Words matter. Messaging matters. Hopefully, we can all learn a lesson from this painful mistake.

Check your tone. It’s one of the early things we teach writing students. The tone should match the content. If the icon you’re using to sell a product ended their own life, perhaps light and fun isn’t the tone you should embrace. Ever. But most businesses won’t be dealing with well-known people whose stories have been shared with millions. It’s up to business owners and those who write their copy to ensure the tone matches the message.

Always have a second pair of eyes look over words going out to the public. Or even a third and fourth. Often those in the creative room are brainstorming messages, reworking copy, and looking for the perfect pitch. And they get it. It sounds good, looks good, is easy to say and share, and, best of all, it will lead to sales. Having a multi-person system in place to check the copy and someone separate to give final approval can help catch the oh-my-God-no great words, but absolutely not pieces of sales copy.

Listen to your customer base and have a system in place to listen quickly. All businesses need systems for immediate customer response in play. Ulta caught their so-called oversight quickly.  But they’re a huge brand and Kate Spade was a beloved fashion icon. The negative response went viral and they had a giant mess to clean up.
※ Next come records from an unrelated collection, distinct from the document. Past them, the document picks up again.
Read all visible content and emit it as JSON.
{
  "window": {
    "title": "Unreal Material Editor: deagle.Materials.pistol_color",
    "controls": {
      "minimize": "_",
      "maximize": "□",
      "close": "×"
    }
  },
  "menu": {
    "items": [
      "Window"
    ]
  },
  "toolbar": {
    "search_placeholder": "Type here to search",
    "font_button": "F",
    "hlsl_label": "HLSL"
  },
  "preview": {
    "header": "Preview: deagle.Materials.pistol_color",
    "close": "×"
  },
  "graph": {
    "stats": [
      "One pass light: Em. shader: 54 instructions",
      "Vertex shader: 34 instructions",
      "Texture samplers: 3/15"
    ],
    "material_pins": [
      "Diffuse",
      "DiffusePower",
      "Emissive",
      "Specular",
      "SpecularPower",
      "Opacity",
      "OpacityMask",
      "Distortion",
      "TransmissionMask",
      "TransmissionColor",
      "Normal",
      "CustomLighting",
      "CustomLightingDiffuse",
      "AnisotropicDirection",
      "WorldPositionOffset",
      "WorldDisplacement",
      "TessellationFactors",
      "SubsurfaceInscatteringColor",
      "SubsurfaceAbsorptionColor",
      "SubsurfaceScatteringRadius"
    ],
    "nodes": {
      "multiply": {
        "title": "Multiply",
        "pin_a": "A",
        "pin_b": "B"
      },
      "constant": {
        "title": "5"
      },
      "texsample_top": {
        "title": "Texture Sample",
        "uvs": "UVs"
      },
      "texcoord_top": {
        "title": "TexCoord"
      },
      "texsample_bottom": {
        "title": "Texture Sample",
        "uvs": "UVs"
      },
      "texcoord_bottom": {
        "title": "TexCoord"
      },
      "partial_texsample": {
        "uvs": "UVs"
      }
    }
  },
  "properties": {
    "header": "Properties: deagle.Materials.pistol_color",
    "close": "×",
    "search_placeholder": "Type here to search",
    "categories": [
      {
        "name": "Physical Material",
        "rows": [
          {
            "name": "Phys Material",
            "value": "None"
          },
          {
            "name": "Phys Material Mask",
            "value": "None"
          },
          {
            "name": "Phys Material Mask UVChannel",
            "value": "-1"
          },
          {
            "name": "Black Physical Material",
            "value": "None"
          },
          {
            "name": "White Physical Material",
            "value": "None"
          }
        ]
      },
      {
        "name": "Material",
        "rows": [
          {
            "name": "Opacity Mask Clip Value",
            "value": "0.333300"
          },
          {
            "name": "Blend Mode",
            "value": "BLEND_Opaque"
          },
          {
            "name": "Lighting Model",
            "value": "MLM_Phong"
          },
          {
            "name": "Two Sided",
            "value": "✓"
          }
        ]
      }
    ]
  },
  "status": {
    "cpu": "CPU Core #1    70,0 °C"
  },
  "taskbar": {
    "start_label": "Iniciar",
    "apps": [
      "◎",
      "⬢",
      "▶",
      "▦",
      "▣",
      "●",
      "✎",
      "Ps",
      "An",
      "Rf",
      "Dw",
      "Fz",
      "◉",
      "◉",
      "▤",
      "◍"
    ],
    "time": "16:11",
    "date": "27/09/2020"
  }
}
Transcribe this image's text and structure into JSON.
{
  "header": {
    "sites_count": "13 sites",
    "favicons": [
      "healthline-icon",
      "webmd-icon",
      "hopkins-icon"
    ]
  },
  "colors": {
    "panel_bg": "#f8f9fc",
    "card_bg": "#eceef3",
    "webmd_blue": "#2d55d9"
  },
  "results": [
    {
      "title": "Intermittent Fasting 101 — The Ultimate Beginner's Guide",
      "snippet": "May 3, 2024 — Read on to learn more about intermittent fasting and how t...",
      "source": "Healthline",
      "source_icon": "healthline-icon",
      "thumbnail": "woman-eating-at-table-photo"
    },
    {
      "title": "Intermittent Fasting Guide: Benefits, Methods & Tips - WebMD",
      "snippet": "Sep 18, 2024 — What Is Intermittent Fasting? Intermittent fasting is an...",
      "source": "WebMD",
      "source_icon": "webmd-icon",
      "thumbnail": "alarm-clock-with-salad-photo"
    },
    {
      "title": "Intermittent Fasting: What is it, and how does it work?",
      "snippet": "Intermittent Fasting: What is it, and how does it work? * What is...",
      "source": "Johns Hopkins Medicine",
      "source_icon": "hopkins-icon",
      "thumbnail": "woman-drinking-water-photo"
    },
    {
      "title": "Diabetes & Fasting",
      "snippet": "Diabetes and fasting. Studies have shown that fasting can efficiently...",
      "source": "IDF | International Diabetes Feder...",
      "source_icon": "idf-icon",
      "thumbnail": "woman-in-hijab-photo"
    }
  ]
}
Companies make messes with their words often, messes that don’t immediately go viral but lead to real pain for consumers. When customers ask you to stop a message, listen to them and act.

Apologies don’t make excuses. If you’re caught in a messaging mess of your own making, I’m sorry goes a long way. If needed, follow that apology up with a plan to show you’re serious about “doing better” and making sure this never happens again.

If you find yourself in a place where a public apology is necessary, consider hiring a crisis manager to help with that plan as well.

Part of business today is constant communication with consumers. Try to have systems in place so you don’t find yourself in a “learning to do better” moment like Ulta. Words aren’t just about sales. They have power. Remember that.